Today Feld breaks the big news that there are three new luxury magazines coming to the city. (You might remember that from the Post’s giant article on Monday or from reading just about anything else about Washington in the last two months.) In her item today, Feld even gets many of the details right, except that one of the magazines is called “D.C.” not Modern Luxury, which is the company that’s publishing it. Also Jason Binn’s Niche Media is publishing the magazine, but Paige Bishop is the publisher.

Stay tuned, though, for bigger and better things. Personally, we can’t wait for her report on all the unreliable rumors around the future of the Reliable Source column. Maybe once she clears that off her plate, she can get to work on an item for next week about two bloggers getting married.

Kurtz: Bloggers To Get Married

It’s almost an endless source to amusement to watch traditional media and the establishment respond to the bizarre world of blogs. No one is quite sure what to make of them or the pants-less unwashed freaks that write them. Today Hotline launched the “blogometer” to keep readers up to date on what’s happening online, and yesterday a friend forwarded us an invite to a blogging panel put on by the South Jersey Chamber of Commerce (click here for the amusingly clueless invite).

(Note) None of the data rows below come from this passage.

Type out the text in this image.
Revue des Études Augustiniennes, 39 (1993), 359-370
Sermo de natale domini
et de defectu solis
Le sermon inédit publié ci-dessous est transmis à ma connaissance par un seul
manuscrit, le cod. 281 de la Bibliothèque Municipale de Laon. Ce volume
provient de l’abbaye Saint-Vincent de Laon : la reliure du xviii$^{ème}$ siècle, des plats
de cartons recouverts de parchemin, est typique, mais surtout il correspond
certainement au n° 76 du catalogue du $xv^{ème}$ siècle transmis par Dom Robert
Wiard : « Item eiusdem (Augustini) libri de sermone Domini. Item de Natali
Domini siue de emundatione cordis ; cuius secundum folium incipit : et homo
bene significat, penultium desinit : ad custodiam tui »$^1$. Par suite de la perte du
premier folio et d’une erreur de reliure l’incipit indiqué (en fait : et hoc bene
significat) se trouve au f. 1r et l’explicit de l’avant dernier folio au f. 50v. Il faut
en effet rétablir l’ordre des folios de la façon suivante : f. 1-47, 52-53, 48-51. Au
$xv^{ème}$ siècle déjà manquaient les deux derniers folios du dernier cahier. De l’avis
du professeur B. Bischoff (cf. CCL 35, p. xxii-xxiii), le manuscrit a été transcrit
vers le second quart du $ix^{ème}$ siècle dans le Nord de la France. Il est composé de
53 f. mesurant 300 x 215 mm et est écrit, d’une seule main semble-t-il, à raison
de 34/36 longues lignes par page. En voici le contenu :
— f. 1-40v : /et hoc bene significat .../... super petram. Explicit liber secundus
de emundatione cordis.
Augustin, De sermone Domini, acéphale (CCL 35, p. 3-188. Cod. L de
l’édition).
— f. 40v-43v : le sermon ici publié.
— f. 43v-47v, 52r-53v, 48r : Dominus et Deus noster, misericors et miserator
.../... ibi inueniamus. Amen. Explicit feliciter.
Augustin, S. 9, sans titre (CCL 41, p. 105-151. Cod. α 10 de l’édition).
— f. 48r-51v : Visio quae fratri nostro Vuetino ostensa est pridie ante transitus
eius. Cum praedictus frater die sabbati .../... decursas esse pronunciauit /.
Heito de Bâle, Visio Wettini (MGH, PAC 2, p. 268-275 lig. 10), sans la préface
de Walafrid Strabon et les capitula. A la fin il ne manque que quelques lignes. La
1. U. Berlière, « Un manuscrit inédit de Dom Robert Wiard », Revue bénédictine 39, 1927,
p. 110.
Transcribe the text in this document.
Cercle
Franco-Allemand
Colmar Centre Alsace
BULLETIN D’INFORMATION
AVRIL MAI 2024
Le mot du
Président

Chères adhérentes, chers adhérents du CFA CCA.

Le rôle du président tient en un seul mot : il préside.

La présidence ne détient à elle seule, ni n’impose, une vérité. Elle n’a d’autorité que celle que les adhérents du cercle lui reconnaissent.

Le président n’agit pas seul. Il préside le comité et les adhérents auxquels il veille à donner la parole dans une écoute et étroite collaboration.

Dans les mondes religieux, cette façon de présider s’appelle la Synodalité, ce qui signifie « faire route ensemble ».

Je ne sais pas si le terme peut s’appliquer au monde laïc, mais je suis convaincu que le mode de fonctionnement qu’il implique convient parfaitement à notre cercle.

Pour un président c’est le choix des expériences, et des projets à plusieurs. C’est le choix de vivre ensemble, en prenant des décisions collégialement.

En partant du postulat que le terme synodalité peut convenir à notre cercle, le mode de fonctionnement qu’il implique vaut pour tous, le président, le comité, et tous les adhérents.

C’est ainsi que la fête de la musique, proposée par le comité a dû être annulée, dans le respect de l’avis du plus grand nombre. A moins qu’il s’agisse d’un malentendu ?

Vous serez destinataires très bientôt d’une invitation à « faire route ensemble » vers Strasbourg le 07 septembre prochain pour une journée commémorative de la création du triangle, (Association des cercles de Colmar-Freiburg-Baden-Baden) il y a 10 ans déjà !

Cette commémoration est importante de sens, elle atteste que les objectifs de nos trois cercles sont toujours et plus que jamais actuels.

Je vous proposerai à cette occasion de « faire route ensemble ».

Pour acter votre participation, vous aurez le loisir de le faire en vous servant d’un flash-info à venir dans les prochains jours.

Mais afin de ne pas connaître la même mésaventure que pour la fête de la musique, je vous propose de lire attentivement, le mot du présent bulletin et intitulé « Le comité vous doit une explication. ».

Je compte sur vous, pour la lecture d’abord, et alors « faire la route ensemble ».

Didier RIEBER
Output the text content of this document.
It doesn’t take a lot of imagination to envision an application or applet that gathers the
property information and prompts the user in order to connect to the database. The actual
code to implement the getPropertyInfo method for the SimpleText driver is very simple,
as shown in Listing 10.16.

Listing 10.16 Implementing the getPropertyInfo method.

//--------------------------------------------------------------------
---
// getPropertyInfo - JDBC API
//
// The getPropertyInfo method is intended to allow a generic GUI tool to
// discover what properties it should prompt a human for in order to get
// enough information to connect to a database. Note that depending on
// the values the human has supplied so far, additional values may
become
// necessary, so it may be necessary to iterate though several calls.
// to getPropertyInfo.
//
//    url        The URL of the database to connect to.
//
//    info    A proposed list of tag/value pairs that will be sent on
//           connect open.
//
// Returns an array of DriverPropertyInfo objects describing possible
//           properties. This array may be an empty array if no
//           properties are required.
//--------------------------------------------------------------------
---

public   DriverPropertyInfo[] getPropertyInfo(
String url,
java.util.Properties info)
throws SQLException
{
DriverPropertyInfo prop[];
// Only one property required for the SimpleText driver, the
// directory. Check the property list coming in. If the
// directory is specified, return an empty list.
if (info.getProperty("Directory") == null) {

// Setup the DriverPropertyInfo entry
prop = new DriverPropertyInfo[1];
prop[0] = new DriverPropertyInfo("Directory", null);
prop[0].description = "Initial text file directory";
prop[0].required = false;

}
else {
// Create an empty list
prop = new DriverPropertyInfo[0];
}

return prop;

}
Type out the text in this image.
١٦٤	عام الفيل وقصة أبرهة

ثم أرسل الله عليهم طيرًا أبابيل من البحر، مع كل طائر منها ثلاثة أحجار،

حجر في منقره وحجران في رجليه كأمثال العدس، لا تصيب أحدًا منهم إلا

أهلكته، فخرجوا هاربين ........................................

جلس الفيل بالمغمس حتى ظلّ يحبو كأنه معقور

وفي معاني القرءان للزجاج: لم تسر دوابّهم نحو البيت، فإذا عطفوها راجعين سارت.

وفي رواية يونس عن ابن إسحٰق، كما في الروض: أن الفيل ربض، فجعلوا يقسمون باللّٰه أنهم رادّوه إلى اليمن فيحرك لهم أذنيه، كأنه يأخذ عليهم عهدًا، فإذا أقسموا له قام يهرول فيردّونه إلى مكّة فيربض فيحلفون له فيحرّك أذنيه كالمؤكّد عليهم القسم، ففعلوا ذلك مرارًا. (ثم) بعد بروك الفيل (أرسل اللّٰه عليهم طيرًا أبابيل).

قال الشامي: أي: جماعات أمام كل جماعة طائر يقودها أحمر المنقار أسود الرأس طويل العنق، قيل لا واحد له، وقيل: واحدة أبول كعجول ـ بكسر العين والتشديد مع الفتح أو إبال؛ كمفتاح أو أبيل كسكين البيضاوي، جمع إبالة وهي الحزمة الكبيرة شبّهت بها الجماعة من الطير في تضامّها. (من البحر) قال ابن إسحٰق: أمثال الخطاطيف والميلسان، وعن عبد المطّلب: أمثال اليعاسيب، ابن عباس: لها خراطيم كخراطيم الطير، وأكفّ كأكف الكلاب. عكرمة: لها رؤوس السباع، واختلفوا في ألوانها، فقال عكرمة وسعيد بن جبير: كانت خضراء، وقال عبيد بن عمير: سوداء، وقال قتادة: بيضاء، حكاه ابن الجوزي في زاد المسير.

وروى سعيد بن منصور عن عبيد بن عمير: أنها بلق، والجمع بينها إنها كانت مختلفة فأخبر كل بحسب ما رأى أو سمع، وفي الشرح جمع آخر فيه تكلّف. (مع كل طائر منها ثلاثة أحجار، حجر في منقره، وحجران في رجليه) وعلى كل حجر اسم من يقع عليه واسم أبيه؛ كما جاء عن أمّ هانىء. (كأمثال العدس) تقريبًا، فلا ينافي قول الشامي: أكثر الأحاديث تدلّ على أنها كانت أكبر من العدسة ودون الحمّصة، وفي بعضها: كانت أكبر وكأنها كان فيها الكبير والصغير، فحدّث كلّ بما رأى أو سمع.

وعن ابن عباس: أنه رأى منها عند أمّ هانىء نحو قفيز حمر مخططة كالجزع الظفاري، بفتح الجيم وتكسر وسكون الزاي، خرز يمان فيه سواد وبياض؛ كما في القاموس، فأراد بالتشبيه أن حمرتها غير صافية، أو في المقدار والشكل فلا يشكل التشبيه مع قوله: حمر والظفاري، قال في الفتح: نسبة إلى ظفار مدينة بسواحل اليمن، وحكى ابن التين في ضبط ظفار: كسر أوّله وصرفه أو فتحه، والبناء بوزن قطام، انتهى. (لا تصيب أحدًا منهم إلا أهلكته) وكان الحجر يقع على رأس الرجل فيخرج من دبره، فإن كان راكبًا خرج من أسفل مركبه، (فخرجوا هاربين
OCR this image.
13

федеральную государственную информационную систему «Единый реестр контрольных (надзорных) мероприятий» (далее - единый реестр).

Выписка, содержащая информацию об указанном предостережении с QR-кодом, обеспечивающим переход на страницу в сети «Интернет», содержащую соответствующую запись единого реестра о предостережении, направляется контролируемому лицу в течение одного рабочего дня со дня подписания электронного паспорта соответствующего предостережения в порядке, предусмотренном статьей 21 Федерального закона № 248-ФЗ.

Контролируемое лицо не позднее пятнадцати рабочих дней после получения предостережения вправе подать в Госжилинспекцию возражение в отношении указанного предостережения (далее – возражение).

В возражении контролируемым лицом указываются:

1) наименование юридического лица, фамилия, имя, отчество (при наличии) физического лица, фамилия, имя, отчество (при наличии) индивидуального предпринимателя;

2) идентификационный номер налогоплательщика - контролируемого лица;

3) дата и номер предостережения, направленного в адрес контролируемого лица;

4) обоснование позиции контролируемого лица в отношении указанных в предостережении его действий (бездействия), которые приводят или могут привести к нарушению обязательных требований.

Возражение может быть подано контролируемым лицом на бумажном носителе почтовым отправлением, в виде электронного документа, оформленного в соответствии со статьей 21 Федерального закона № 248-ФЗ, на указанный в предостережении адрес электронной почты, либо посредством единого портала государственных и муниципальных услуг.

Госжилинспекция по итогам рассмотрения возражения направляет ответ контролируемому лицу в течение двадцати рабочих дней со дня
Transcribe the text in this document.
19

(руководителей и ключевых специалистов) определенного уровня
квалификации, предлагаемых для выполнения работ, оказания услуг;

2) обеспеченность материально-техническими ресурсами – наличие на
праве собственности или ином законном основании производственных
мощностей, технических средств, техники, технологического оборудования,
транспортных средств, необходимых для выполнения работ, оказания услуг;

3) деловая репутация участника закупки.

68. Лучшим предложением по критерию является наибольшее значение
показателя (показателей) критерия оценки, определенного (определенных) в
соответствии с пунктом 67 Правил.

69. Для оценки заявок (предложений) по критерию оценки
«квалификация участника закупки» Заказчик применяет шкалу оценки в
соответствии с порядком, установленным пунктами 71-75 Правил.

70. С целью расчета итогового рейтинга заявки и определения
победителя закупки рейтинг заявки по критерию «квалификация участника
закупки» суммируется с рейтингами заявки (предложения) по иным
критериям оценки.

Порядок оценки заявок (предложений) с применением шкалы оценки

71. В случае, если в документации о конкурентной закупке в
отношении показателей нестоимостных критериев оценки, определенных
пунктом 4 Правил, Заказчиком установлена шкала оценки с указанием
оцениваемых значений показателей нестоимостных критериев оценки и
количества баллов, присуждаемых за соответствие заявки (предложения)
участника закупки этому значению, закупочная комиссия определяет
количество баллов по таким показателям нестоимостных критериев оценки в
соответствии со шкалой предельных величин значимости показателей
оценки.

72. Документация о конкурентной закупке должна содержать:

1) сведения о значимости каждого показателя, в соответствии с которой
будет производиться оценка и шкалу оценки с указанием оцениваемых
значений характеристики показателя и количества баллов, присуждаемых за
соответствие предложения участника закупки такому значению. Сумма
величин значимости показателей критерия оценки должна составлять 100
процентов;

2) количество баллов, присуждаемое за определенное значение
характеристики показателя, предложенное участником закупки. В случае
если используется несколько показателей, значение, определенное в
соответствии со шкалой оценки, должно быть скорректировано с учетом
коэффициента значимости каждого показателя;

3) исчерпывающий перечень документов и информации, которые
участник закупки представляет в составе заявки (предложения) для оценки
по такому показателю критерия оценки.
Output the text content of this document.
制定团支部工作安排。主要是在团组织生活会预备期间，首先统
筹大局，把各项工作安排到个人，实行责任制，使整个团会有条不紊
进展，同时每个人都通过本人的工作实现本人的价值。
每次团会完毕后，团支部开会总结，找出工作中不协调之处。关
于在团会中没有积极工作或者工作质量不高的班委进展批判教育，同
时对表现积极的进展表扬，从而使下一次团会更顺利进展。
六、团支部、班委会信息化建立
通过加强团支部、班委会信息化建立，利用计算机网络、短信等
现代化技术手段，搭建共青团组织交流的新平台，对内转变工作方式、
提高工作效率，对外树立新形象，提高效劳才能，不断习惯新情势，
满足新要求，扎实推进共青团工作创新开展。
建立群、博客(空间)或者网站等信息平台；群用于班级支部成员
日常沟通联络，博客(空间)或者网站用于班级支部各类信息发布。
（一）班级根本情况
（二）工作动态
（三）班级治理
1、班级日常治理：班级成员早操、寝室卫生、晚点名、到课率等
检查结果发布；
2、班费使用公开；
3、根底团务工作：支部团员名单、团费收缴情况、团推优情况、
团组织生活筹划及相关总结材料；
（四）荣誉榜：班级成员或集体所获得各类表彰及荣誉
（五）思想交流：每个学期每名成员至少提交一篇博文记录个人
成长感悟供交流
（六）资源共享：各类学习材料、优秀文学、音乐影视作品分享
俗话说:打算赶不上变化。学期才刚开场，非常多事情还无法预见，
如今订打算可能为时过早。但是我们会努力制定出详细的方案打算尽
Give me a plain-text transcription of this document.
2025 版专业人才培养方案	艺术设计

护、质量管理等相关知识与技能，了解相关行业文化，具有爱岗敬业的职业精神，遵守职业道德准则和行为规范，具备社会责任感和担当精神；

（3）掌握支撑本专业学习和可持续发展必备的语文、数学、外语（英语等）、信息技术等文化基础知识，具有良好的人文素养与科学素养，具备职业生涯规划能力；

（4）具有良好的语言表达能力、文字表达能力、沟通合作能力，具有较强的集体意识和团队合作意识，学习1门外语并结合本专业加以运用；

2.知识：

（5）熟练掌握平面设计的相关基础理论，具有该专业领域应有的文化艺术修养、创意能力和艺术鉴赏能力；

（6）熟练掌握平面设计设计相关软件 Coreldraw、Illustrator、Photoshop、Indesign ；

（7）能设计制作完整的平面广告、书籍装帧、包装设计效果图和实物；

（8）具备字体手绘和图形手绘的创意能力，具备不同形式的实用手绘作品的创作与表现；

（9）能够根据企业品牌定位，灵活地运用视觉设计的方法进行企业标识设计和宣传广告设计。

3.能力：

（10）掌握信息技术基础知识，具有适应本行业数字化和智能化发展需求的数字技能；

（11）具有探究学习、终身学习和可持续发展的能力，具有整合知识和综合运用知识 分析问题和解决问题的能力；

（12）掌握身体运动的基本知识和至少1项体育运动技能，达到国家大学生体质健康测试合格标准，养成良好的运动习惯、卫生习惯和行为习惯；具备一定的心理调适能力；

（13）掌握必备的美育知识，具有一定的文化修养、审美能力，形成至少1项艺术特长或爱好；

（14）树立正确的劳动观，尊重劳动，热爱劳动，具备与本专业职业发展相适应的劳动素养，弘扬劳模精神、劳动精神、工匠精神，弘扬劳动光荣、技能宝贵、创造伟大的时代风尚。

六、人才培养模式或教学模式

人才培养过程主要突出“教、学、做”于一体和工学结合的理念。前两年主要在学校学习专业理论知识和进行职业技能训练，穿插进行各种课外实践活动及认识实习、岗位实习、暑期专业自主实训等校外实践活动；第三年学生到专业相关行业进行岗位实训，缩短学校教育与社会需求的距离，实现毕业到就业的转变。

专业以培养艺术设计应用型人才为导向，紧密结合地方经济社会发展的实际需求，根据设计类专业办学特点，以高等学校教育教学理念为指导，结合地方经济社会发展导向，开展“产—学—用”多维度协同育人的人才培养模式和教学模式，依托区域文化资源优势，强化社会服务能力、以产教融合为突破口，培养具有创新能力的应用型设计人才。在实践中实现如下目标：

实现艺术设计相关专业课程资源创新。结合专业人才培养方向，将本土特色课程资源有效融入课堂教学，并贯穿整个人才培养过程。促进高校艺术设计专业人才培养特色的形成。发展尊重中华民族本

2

Howard Kurtz is taking the genre one step further by taking us deep inside the personal lives of people he admits he doesn’t understand and that you’ve never heard of. Reporting breaking news, Kurtz’s column today points out the “apparent” matrimonial plans of two random bloggers:

Finally, I don’t know the backstory here, but two bloggers are apparently getting married. Frank J of IMAO writes:

“Having found a girl crazy enough to put up with me, I decided I couldn’t wait any longer. Thus I proposed on Saturday evening (and she said yes!). Probably didn’t notice, but I had butterflies in my stomach all last week leading up to this…

“I feel like I should thank everyone in the blogosphere who helped me along. I started this blog to get my say out there, and never really thought I’d find a wife.”

Frank’s fiance, Sarah of Mountaineer Musings, recounts the proposal. You were expecting maybe that such things would remain private?

Um, thanks for that, Howie. Be sure to keep us posted if there are updates.